Biden revealed the plan during a virtual fundraiser on Wednesday evening.
“We’re in the process of deciding the basic cut about whether or not they really want it. Are they comfortable? They’ve asked a lot of questions,” Biden said.
Los Angeles Mayor Eric Garcetti, Rep. Lisa Blunt Rochester (D-Del.), former Sen. Chris Dodd (D-Conn.), and Cynthia Hogan, Biden’s former counsel, are leading the vetting process.
Michigan Gov. Gretchen Whitmer and Rep. Val Demings (D-Fla.) said they were vetted by Biden’s team. Sen. Amy Klobuchar (D-Minn.), who vied for the presidential nomination, was reportedly asked to undergo a formal vetting, and Sen. Maggie Hassan (D-N.H.) reportedly agreed to undergo vetting.
Sen. Jeanne Shaheen (D-N.H.) reportedly declined to undergo the process. “My focus each and every day continues to be serving the people of New Hampshire in the United States Senate,” she told WMUR in a statement.
Other possible running mates include Sen. Kamala Harris (D-Calif.), New Mexico Gov. Michelle Lujan Grisham, and former national security adviser Susan Rice.
Some on the left want Biden to commit to choosing a minority but he has declined to do so thus far.
“There are women of color under consideration, and they’re women from every part of the country—so a lot of really qualified women that are ready to be president,” he told CNN this week.
“That means that they don’t have to agree with me on everything, but they have to have the same basic approach to how we handle the economy and how we handle everything,” he said.
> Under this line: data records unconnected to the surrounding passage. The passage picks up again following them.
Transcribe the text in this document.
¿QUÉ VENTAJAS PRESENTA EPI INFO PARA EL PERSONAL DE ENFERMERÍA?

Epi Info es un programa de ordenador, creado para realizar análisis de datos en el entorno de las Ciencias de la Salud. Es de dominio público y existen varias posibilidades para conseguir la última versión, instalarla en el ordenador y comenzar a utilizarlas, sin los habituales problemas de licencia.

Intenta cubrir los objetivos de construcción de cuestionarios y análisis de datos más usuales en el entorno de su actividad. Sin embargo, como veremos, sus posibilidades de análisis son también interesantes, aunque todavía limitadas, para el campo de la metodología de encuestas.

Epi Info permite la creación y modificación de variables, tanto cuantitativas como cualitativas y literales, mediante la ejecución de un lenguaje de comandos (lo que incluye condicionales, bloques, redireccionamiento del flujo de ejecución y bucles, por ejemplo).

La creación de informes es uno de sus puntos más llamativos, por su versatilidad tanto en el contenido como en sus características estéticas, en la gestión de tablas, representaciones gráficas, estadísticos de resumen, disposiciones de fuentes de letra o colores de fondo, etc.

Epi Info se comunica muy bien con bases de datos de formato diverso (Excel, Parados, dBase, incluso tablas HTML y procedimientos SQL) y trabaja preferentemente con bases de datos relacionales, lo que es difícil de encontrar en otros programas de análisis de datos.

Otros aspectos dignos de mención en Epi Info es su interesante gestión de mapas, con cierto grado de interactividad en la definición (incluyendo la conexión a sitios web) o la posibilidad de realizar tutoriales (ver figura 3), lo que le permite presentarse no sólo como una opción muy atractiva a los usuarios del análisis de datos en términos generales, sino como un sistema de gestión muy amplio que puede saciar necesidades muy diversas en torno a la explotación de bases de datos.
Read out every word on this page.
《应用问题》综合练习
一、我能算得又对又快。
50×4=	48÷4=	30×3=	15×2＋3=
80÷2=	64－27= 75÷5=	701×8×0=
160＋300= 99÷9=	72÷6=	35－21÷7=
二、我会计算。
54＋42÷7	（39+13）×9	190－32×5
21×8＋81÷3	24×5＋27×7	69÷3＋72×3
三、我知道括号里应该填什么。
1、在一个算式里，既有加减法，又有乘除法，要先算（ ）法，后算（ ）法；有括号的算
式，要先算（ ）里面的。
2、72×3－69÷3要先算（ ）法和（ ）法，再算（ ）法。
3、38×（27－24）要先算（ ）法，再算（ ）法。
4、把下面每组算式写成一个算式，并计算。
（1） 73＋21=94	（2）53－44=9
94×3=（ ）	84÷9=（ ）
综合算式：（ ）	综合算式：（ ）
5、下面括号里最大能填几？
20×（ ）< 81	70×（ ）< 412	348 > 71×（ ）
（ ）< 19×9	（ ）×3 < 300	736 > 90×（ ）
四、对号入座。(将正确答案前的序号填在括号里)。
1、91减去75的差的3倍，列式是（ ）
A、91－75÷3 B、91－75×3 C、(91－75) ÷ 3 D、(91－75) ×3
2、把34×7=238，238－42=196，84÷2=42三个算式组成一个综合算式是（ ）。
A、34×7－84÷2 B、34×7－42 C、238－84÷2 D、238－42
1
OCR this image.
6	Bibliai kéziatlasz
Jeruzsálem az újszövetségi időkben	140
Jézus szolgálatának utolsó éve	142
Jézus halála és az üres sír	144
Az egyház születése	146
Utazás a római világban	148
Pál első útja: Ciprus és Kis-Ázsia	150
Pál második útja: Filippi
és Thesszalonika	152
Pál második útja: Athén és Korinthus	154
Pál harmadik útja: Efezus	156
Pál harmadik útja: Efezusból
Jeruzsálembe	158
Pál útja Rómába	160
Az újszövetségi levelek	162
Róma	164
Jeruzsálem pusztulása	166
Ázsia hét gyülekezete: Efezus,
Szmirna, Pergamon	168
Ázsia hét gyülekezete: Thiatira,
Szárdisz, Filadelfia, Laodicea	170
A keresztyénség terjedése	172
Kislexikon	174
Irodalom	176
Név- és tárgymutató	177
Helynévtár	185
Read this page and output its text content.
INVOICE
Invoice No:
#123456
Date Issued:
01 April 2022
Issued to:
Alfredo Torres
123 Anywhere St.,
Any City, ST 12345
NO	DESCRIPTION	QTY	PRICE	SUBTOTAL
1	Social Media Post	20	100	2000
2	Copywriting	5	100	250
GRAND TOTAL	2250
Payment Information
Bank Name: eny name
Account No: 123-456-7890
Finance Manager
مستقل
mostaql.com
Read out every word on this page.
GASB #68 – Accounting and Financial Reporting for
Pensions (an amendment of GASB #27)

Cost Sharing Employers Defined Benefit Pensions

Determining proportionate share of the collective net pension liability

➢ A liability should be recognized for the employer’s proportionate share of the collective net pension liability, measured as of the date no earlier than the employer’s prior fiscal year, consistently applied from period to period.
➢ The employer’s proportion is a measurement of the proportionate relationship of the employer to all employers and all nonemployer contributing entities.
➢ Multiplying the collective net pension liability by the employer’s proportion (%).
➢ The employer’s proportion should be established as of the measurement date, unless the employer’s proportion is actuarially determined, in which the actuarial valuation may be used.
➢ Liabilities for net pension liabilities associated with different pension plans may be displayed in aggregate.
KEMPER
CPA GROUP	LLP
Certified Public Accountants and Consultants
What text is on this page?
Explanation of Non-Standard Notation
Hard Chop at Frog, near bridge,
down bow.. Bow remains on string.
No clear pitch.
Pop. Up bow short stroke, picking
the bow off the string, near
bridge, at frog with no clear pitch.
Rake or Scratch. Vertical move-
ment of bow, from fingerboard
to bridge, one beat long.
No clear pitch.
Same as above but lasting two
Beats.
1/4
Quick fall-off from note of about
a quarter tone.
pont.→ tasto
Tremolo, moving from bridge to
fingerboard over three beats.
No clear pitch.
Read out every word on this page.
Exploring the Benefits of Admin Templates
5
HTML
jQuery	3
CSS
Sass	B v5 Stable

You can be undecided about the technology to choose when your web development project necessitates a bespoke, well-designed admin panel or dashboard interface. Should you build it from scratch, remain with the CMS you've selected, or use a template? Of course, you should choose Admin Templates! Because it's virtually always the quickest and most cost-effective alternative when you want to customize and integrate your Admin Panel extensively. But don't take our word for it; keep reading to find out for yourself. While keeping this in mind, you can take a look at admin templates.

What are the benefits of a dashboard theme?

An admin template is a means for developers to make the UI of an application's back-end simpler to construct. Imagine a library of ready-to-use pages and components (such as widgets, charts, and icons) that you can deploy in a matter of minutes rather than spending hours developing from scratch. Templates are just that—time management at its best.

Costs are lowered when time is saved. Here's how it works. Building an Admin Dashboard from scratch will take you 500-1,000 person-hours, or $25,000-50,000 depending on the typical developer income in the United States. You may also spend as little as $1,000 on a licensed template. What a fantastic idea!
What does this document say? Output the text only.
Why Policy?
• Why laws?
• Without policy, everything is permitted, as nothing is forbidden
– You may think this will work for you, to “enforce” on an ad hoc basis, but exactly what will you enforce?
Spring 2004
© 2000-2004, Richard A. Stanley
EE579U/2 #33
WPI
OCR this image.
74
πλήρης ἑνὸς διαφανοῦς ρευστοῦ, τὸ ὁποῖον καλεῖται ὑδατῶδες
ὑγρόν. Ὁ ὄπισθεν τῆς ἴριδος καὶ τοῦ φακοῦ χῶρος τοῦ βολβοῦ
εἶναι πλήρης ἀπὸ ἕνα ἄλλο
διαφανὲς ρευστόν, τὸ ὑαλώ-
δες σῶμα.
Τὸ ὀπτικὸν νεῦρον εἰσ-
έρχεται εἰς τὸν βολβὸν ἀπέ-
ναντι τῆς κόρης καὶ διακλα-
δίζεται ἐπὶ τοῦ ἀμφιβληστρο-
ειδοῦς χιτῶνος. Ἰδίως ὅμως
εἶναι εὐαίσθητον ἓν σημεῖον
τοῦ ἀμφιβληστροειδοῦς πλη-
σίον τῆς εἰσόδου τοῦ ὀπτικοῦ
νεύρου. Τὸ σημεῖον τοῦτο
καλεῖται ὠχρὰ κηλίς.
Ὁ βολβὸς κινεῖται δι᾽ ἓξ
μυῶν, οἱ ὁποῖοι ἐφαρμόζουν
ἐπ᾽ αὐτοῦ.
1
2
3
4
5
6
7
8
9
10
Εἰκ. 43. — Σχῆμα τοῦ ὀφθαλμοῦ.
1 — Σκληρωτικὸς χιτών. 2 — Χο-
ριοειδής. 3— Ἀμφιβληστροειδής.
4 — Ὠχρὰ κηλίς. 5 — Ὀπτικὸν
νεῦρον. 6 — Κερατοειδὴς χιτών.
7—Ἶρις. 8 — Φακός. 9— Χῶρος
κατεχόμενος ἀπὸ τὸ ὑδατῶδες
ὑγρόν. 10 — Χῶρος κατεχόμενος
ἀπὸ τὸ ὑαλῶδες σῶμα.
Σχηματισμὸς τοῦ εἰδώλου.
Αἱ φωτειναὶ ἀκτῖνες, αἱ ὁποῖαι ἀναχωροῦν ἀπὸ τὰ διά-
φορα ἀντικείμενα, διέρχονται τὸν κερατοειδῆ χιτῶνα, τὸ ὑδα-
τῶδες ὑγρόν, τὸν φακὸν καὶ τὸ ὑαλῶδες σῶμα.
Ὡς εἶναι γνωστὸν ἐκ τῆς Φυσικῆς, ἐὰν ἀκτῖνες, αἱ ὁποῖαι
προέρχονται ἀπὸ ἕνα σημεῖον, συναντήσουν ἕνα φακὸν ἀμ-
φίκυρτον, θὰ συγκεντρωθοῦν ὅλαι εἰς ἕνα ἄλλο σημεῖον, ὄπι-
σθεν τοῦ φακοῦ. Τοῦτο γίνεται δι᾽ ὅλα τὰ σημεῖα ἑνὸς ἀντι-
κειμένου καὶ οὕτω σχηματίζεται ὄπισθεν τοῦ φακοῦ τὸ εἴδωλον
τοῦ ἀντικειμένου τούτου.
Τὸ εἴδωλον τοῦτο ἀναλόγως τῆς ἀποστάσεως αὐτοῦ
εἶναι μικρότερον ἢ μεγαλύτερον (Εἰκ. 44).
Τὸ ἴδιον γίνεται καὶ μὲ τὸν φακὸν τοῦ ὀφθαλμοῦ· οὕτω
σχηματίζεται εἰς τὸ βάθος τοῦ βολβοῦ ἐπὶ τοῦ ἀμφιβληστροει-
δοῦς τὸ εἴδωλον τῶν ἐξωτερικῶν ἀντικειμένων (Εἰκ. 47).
“And so I want to make sure that wherever I speak to, whoever I have, has some qualities that I don’t possess, as well as is willing to, in fact, tell me the truth, but also do it in a way that is between the two of us, between her and me, so that they can, in fact, be completely candid with me, because I want to have people around me that have strengths and capacities I don’t.”